Description
Reports
suggest that recent efforts to put the World Trade Organization's Doha
trade talks back on track may prove successful, enabling parties to
resume formal negotiations in late 2004 - early 2005. The anticipated
return to the negotiating table will be due to a large extent to an
agreement by WTO members on terms to pursue further trade-liberalization-driven
reform of agricultural policies on a global level.
The
goal of this Strategic Dialogue was to determine a better sense of how
the agricultural negotiations in the Doha round can increase benefits
for poor people and nations and how to link developments in the negotiations
to other areas of policy necessary for trade liberalization to realize
its potential towards improvement of the lives of the world's poor.
The
Windsor strategic dialogue had been conceptualized as an opportunity
for a select mix of trade, agriculture, poverty, and sustainable development
analysts and actors to explore shared concerns and work towards a common
vision for agriculture policies reform, such that the resulting WTO
processes and agreements address the imperatives of poverty alleviation
and food security. In this sense the dialogue focused around three sets
of driving questions:
1. Principles and assumptions currently driving reform, are they conducive
to pro-development outcomes?

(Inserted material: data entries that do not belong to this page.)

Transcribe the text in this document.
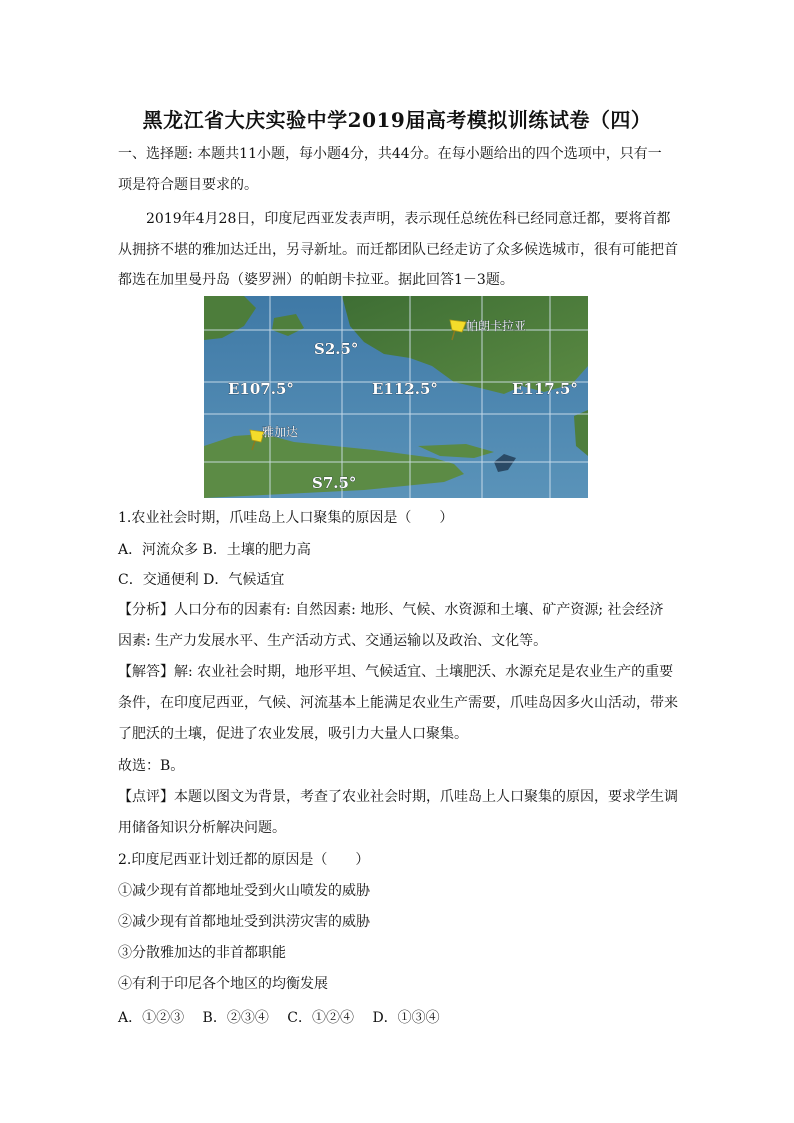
黑龙江省大庆实验中学2019届高考模拟训练试卷（四）

一、选择题: 本题共11小题，每小题4分，共44分。在每小题给出的四个选项中，只有一

项是符合题目要求的。

2019年4月28日，印度尼西亚发表声明，表示现任总统佐科已经同意迁都，要将首都

从拥挤不堪的雅加达迁出，另寻新址。而迁都团队已经走访了众多候选城市，很有可能把首

都选在加里曼丹岛（婆罗洲）的帕朗卡拉亚。据此回答1－3题。

S2.5°
E107.5°	E112.5°	E117.5°
S7.5°
帕朗卡拉亚
雅加达

1.农业社会时期，爪哇岛上人口聚集的原因是（　　）

A．河流众多 B．土壤的肥力高

C．交通便利 D．气候适宜

【分析】人口分布的因素有: 自然因素: 地形、气候、水资源和土壤、矿产资源; 社会经济

因素: 生产力发展水平、生产活动方式、交通运输以及政治、文化等。

【解答】解: 农业社会时期，地形平坦、气候适宜、土壤肥沃、水源充足是农业生产的重要

条件，在印度尼西亚，气候、河流基本上能满足农业生产需要，爪哇岛因多火山活动，带来

了肥沃的土壤，促进了农业发展，吸引力大量人口聚集。

故选：B。

【点评】本题以图文为背景，考查了农业社会时期，爪哇岛上人口聚集的原因，要求学生调

用储备知识分析解决问题。

2.印度尼西亚计划迁都的原因是（　　）

①减少现有首都地址受到火山喷发的威胁

②减少现有首都地址受到洪涝灾害的威胁

③分散雅加达的非首都职能

④有利于印尼各个地区的均衡发展

A．①②③　 B．②③④　 C．①②④　 D．①③④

In the current round's three-pillar approach
and ambitions set, what are key specific features to secure gains for
poor countries, and for the poorer sectors in them in particular?
2.
Are there key opportunities outside the formal structure of current
trade negotiations that would help poor countries benefit from further
liberalization, and could sustainability-oriented strategies help realize
those opportunities? How do these opportunities interface with the negotiation,
crafting and implementation of trade rules? What is needed at this stage
in order to ensure that outcomes of the Doha talks support these opportunities?
3.
Is the vision embedded in the operation and agreements of the Multilateral
Trade System helpful? Can we work on an overall vision of how trade,
agriculture, and development policies need to come together to benefit
the poor, and what kinds of information, collaboration, and strategy
are required to create such a vision?